When SBA’s Prior Approval is Not Required:
SBA’s prior approval is not required if the change of ownership sale or transfer is:
- Less than 20% of the ownership interest of a PPP Borrower is sold or transferred to an affiliate or to an existing owner of the PPP Borrower; or
- Sale or other transfer is of 50% or less of the common stock or other ownership interest of the PPP Borrower; or
- PPP Borrower completes a PPP loan forgiveness application and submits the application with any required supporting documentation to the PPP Lender, and an interest-bearing escrow account controlled by the PPP Lender is established with funds equal to at least the outstanding balance of the PPP loan.

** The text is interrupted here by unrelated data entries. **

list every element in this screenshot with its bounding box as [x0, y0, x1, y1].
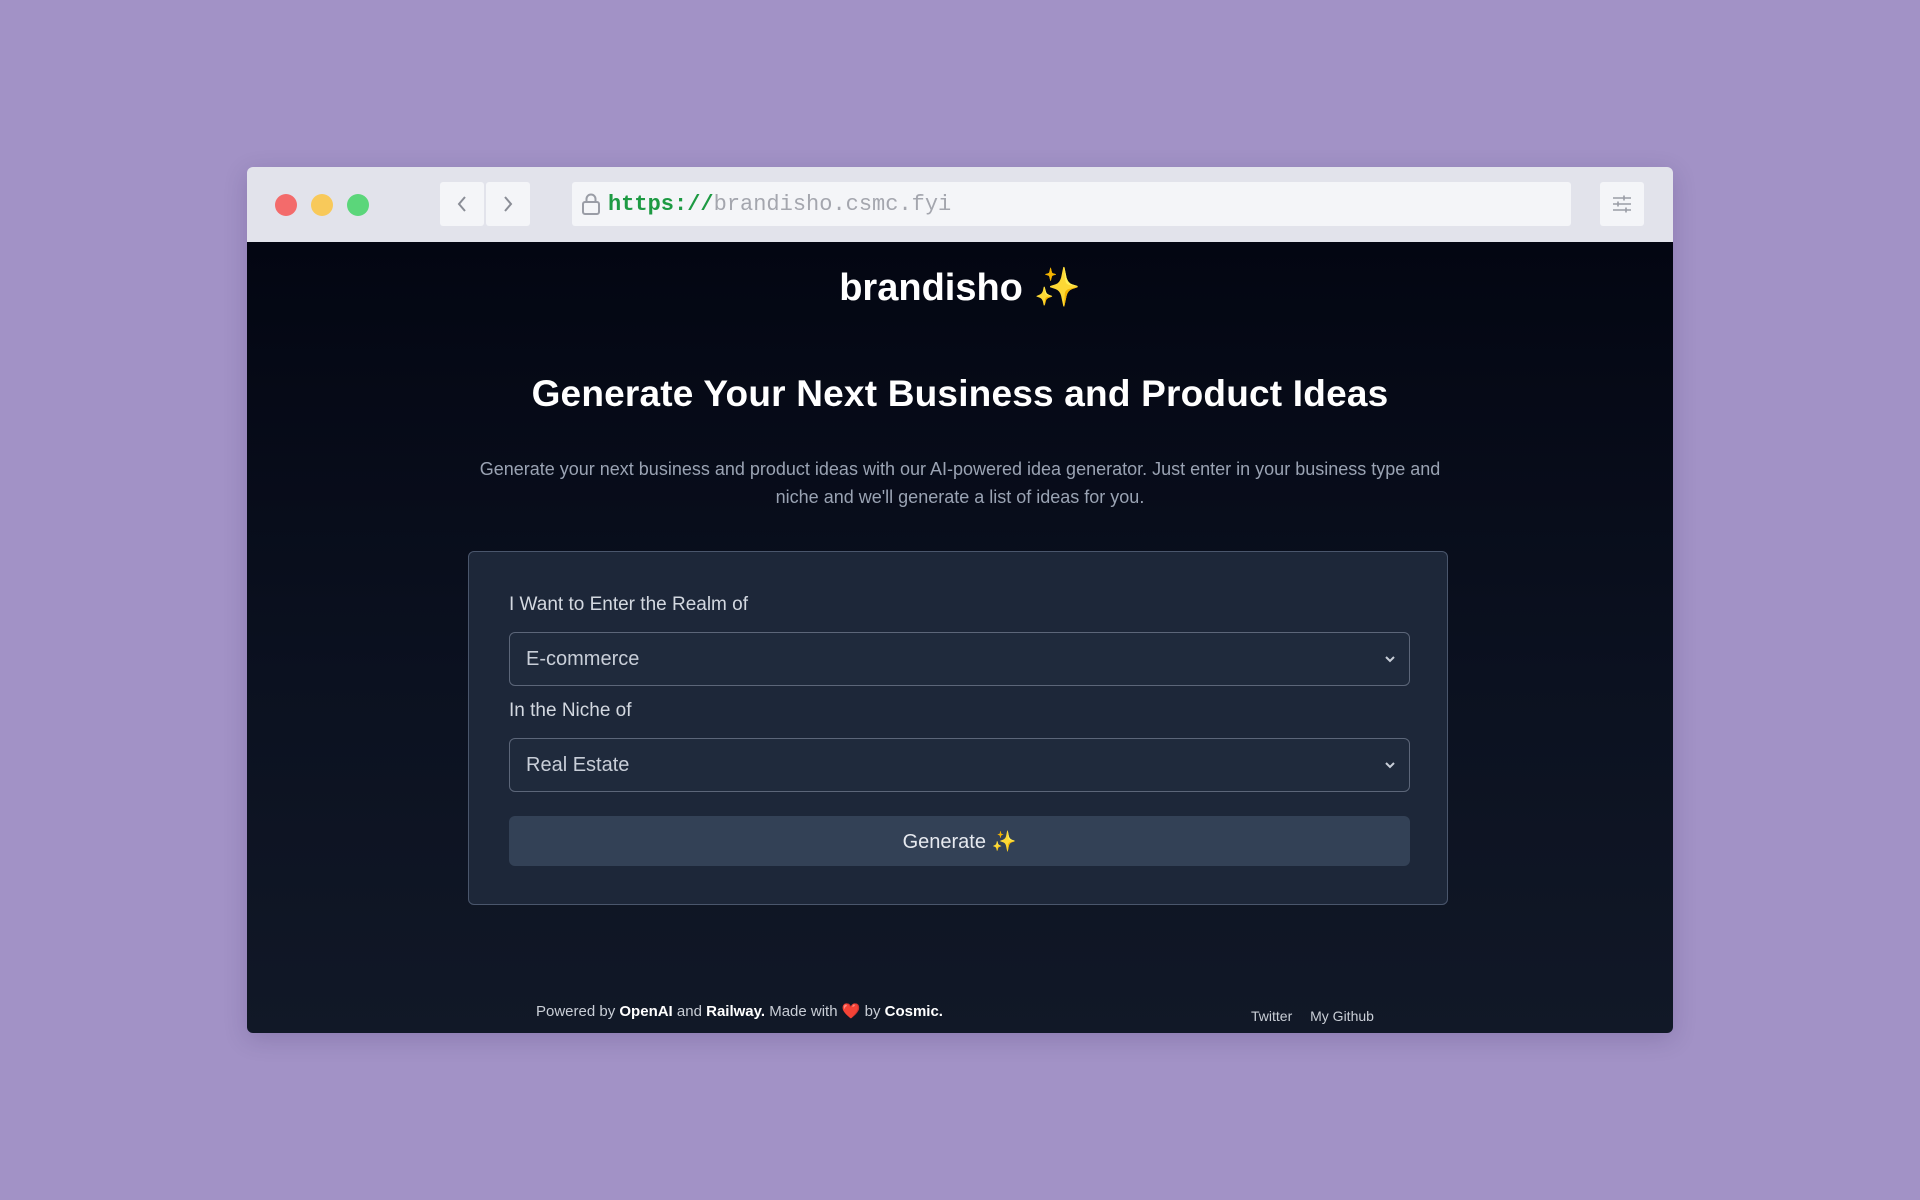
browser-window: https://brandisho.csmc.fyi brandisho ✨ G… — [247, 167, 1673, 1033]
railway-link[interactable]: Railway. — [706, 1003, 765, 1020]
chevron-right-icon — [504, 196, 513, 212]
footer-text: and — [676, 1003, 702, 1020]
niche-label: In the Niche of — [509, 700, 632, 721]
page-title: Generate Your Next Business and Product … — [531, 373, 1389, 414]
page-content: brandisho ✨ Generate Your Next Business … — [247, 242, 1673, 1033]
url-scheme: https:// — [608, 191, 714, 217]
browser-toolbar: https://brandisho.csmc.fyi — [247, 167, 1673, 242]
chevron-down-icon — [1383, 757, 1397, 773]
maximize-window-button[interactable] — [347, 194, 369, 216]
heart-icon: ❤️ — [841, 1003, 861, 1020]
realm-select[interactable]: E-commerce — [509, 632, 1410, 686]
sliders-icon — [1613, 195, 1631, 213]
address-bar[interactable]: https://brandisho.csmc.fyi — [572, 182, 1571, 226]
minimize-window-button[interactable] — [311, 194, 333, 216]
footer-text: Made with — [769, 1003, 838, 1020]
chevron-left-icon — [457, 196, 466, 212]
openai-link[interactable]: OpenAI — [619, 1003, 672, 1020]
footer-links: Twitter My Github — [1251, 1008, 1388, 1024]
twitter-link[interactable]: Twitter — [1251, 1008, 1292, 1024]
idea-form-card: I Want to Enter the Realm of E-commerce … — [468, 551, 1448, 905]
back-button[interactable] — [440, 182, 484, 226]
niche-select[interactable]: Real Estate — [509, 738, 1410, 792]
generate-button[interactable]: Generate ✨ — [509, 816, 1410, 866]
chevron-down-icon — [1383, 651, 1397, 667]
forward-button[interactable] — [486, 182, 530, 226]
cosmic-link[interactable]: Cosmic. — [885, 1003, 943, 1020]
footer-text: by — [864, 1003, 881, 1020]
url-host: brandisho.csmc.fyi — [713, 191, 952, 217]
footer-credits: Powered by OpenAI and Railway. Made with… — [536, 1002, 943, 1020]
brand-logo[interactable]: brandisho ✨ — [247, 266, 1673, 310]
lock-icon — [580, 192, 602, 216]
close-window-button[interactable] — [275, 194, 297, 216]
realm-select-value: E-commerce — [526, 647, 640, 670]
niche-select-value: Real Estate — [526, 753, 630, 776]
page-description: Generate your next business and product … — [479, 459, 1441, 507]
footer-text: Powered by — [536, 1003, 616, 1020]
realm-label: I Want to Enter the Realm of — [509, 594, 749, 615]
github-link[interactable]: My Github — [1310, 1008, 1374, 1024]
settings-button[interactable] — [1600, 182, 1644, 226]
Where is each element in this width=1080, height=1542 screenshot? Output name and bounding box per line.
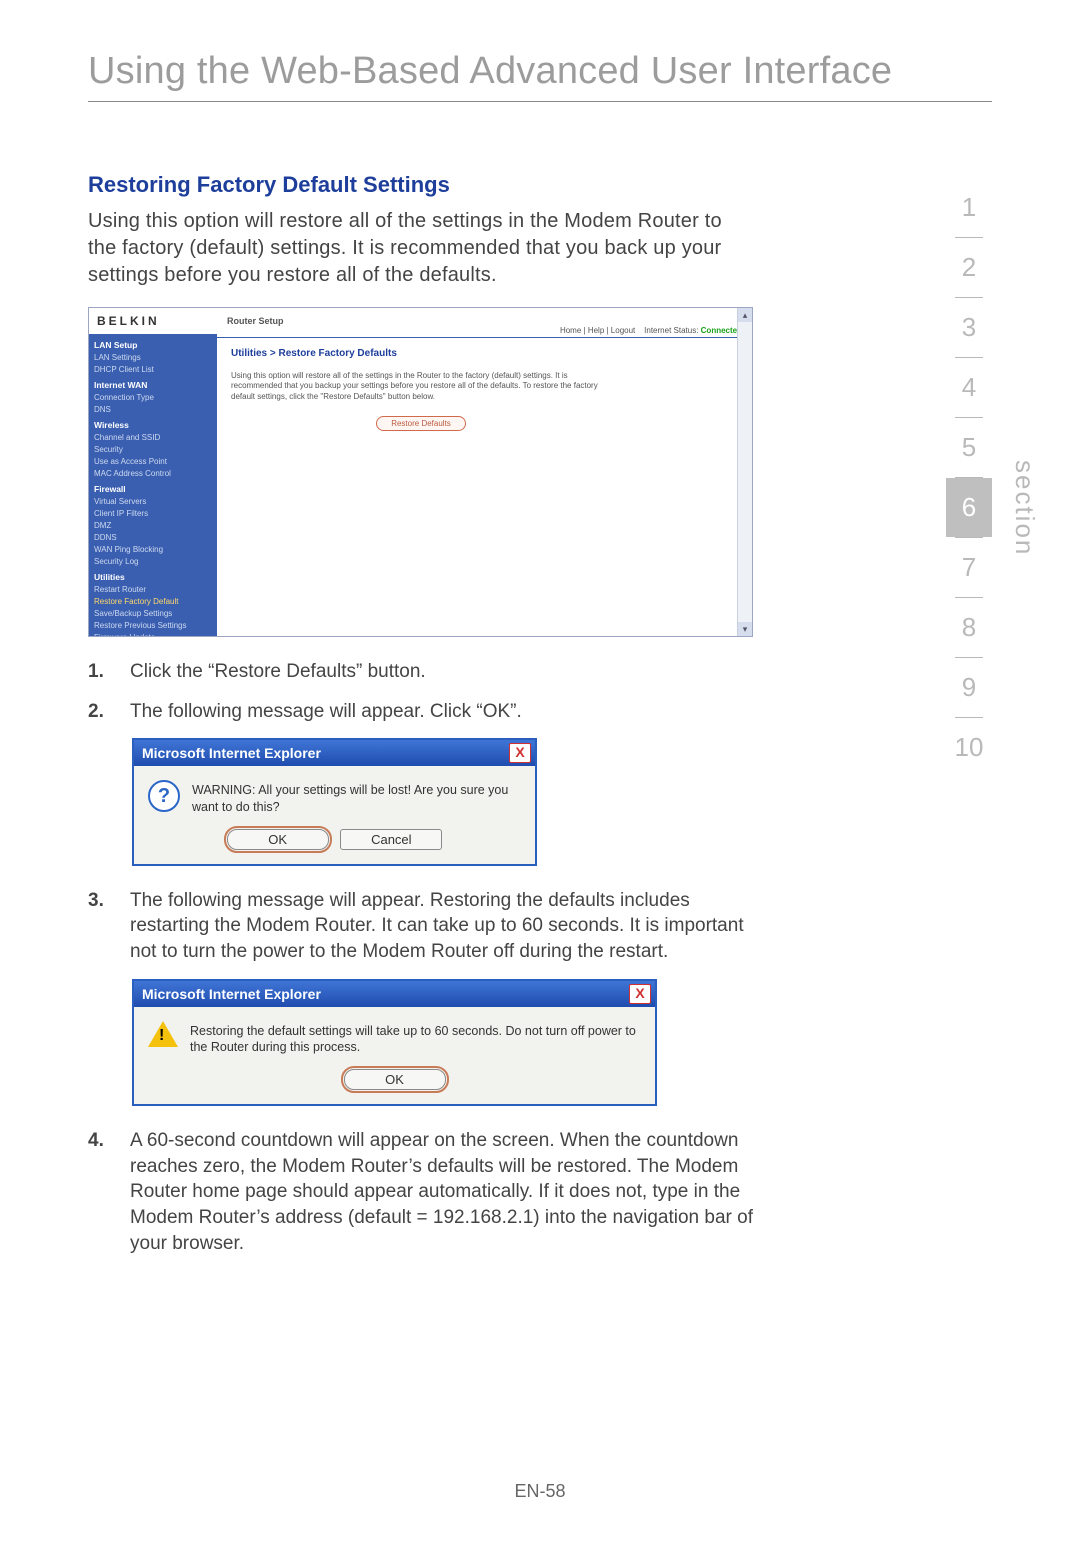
- step-text-3: The following message will appear. Resto…: [130, 888, 753, 965]
- step-3: 3. The following message will appear. Re…: [88, 888, 753, 965]
- page-number: EN-58: [0, 1481, 1080, 1502]
- section-nav-6[interactable]: 6: [946, 478, 992, 537]
- intro-paragraph: Using this option will restore all of th…: [88, 208, 753, 289]
- instruction-list-3: 4. A 60-second countdown will appear on …: [88, 1128, 753, 1256]
- ie-dialog-title-2: Microsoft Internet Explorer: [142, 986, 321, 1002]
- section-nav-4[interactable]: 4: [946, 358, 992, 417]
- section-nav-9[interactable]: 9: [946, 658, 992, 717]
- warning-icon: [148, 1021, 178, 1047]
- router-setup-label: Router Setup: [227, 316, 284, 326]
- step-number-1: 1.: [88, 659, 130, 685]
- step-text-1: Click the “Restore Defaults” button.: [130, 659, 753, 685]
- sidebar-item[interactable]: Virtual Servers: [94, 497, 212, 506]
- sidebar-category: Firewall: [94, 484, 212, 494]
- sidebar-item[interactable]: Save/Backup Settings: [94, 609, 212, 618]
- sidebar-item[interactable]: Channel and SSID: [94, 433, 212, 442]
- ie-dialog-message-2: Restoring the default settings will take…: [190, 1021, 641, 1056]
- section-nav-10[interactable]: 10: [946, 718, 992, 777]
- router-header: Router Setup Home | Help | Logout Intern…: [217, 308, 752, 338]
- sidebar-item[interactable]: LAN Settings: [94, 353, 212, 362]
- page-title: Using the Web-Based Advanced User Interf…: [88, 50, 992, 93]
- sidebar-item[interactable]: Client IP Filters: [94, 509, 212, 518]
- sidebar-item[interactable]: Restart Router: [94, 585, 212, 594]
- sidebar-category: Utilities: [94, 572, 212, 582]
- section-nav-3[interactable]: 3: [946, 298, 992, 357]
- close-icon[interactable]: X: [629, 984, 651, 1004]
- sidebar-category: Wireless: [94, 420, 212, 430]
- step-2: 2. The following message will appear. Cl…: [88, 699, 753, 725]
- sidebar-item[interactable]: Connection Type: [94, 393, 212, 402]
- step-4: 4. A 60-second countdown will appear on …: [88, 1128, 753, 1256]
- step-number-2: 2.: [88, 699, 130, 725]
- sidebar-item[interactable]: Restore Previous Settings: [94, 621, 212, 630]
- router-description: Using this option will restore all of th…: [231, 371, 611, 402]
- step-number-3: 3.: [88, 888, 130, 965]
- section-nav-1[interactable]: 1: [946, 178, 992, 237]
- sidebar-category: Internet WAN: [94, 380, 212, 390]
- question-icon: ?: [148, 780, 180, 812]
- cancel-button[interactable]: Cancel: [340, 829, 442, 850]
- section-nav: 1 2 3 4 5 6 7 8 9 10: [946, 178, 992, 777]
- sidebar-item[interactable]: MAC Address Control: [94, 469, 212, 478]
- ie-dialog-message: WARNING: All your settings will be lost!…: [192, 780, 521, 815]
- router-status-value: Connected: [701, 326, 742, 335]
- ie-dialog-title: Microsoft Internet Explorer: [142, 745, 321, 761]
- section-nav-7[interactable]: 7: [946, 538, 992, 597]
- scrollbar[interactable]: ▴ ▾: [737, 308, 752, 636]
- section-nav-8[interactable]: 8: [946, 598, 992, 657]
- step-text-4: A 60-second countdown will appear on the…: [130, 1128, 753, 1256]
- ok-button[interactable]: OK: [227, 829, 329, 850]
- scroll-down-icon[interactable]: ▾: [738, 622, 752, 636]
- restore-defaults-button[interactable]: Restore Defaults: [376, 416, 466, 431]
- sidebar-item[interactable]: DNS: [94, 405, 212, 414]
- sub-title: Restoring Factory Default Settings: [88, 172, 753, 198]
- ie-dialog-warning: Microsoft Internet Explorer X ? WARNING:…: [132, 738, 537, 866]
- instruction-list: 1. Click the “Restore Defaults” button. …: [88, 659, 753, 724]
- sidebar-item[interactable]: Security Log: [94, 557, 212, 566]
- sidebar-category: LAN Setup: [94, 340, 212, 350]
- sidebar-item[interactable]: Security: [94, 445, 212, 454]
- sidebar-item[interactable]: DDNS: [94, 533, 212, 542]
- section-label: section: [1009, 460, 1040, 556]
- sidebar-item[interactable]: DHCP Client List: [94, 365, 212, 374]
- scroll-up-icon[interactable]: ▴: [738, 308, 752, 322]
- ie-dialog-titlebar: Microsoft Internet Explorer X: [134, 740, 535, 766]
- sidebar-item[interactable]: Use as Access Point: [94, 457, 212, 466]
- ie-dialog-info: Microsoft Internet Explorer X Restoring …: [132, 979, 657, 1107]
- section-nav-5[interactable]: 5: [946, 418, 992, 477]
- ie-dialog-titlebar-2: Microsoft Internet Explorer X: [134, 981, 655, 1007]
- router-status-label: Internet Status:: [644, 326, 698, 335]
- router-brand: BELKIN: [97, 314, 160, 328]
- router-main: Router Setup Home | Help | Logout Intern…: [217, 308, 752, 636]
- section-nav-2[interactable]: 2: [946, 238, 992, 297]
- instruction-list-2: 3. The following message will appear. Re…: [88, 888, 753, 965]
- sidebar-item[interactable]: DMZ: [94, 521, 212, 530]
- step-text-2: The following message will appear. Click…: [130, 699, 753, 725]
- router-header-links[interactable]: Home | Help | Logout: [560, 326, 635, 335]
- close-icon[interactable]: X: [509, 743, 531, 763]
- router-sidebar: BELKIN LAN Setup LAN Settings DHCP Client …: [89, 308, 217, 636]
- sidebar-item[interactable]: Restore Factory Default: [94, 597, 212, 606]
- sidebar-item[interactable]: Firmware Update: [94, 633, 212, 637]
- step-1: 1. Click the “Restore Defaults” button.: [88, 659, 753, 685]
- ok-button[interactable]: OK: [344, 1069, 446, 1090]
- router-ui-screenshot: BELKIN LAN Setup LAN Settings DHCP Client …: [88, 307, 753, 637]
- sidebar-item[interactable]: WAN Ping Blocking: [94, 545, 212, 554]
- title-rule: [88, 101, 992, 102]
- router-breadcrumb: Utilities > Restore Factory Defaults: [231, 348, 738, 359]
- step-number-4: 4.: [88, 1128, 130, 1256]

If there is SBA 7(a) loan financing involved with the proposed transaction, the 7(a) loan proceeds that finance the change of ownership are to be used for the business acquisition and cannot be used to finance the escrow account. Thus, an SBA lender may not increase the 7(a) loan amount for the purpose of financing the escrow account. However, the seller may choose to use the proceeds it receives from the sale to fund the escrow account.
Notice to SBA
PPP Lenders are required to notify the appropriate SBA Servicing Center within five business days of completion of the transaction. For stock/ownership sales or transfers, the PPP lender must also provide: (i) identity of the new owner(s) of the ownership interest, including individual ownership interests; (ii) tax identification numbers for any 20% or more owners; and (iii) location and amount of funds in required escrow.
When SBA’s Prior Approval is Required:
If the change of ownership does not meet the conditions outlined above, SBA’s prior approval is required. In order to obtain the SBA’s prior approval for the proposed transaction, the PPP Lender must submit the following information and documentation to the appropriate SBA Loan Servicing Center:
- The reason that the PPP Borrower cannot full repay the PPP Note or escrow the required funds;
- Details of the proposed transaction;
- Copy of the executed PPP Note;
- Letter of Intent and Purchase Agreement detailing the responsibilities of the PPP Borrower, seller and buyer;
- Whether the buyer has an existing PPP loan and, if so, the SBA loan number; and
- List of all 20% or more owners of the buying entity.
SBA may require additional measures as a condition of its approval of the proposed transaction. Additionally, for any change of ownerships involving the sale of 50% or more of the PPP Borrower’s assets, SBA’s approval will be conditioned on the buyer assuming all of the PPP Borrower’s obligations under the PPP Note, including compliance with the note terms, and the purchase agreement or a separate assumption agreement must include language regarding such assumption.
SBA has 60 calendar days upon receipt of a complete request to issue a determination.
Regardless of whether SBA’s prior approval is required, for all changes of ownership involving the sale or transfer of the ownership interest in the PPP Borrower, including merger, the PPP Borrower remains subject to the obligations under the PPP loan. If the buyer(s) uses PPP loan proceeds for unauthorized purposes, SBA will also have recourse against the buyer(s) for unauthorized use.
PPP Borrowers remain responsible for their obligations under the PPP note, the certifications attested to in connection with the PPP loan application, and compliance with the PPP requirements.
Lenders are encouraged to review the SBA Notice regarding the requirements related to changes of ownership of PPP Borrowers in its entirety. If PPP Lenders do not follow the procedures required by the SBA, the PPP Lender risks the PPP 100% loan guaranty and ability to collect any remaining balances owed on the PPP Note.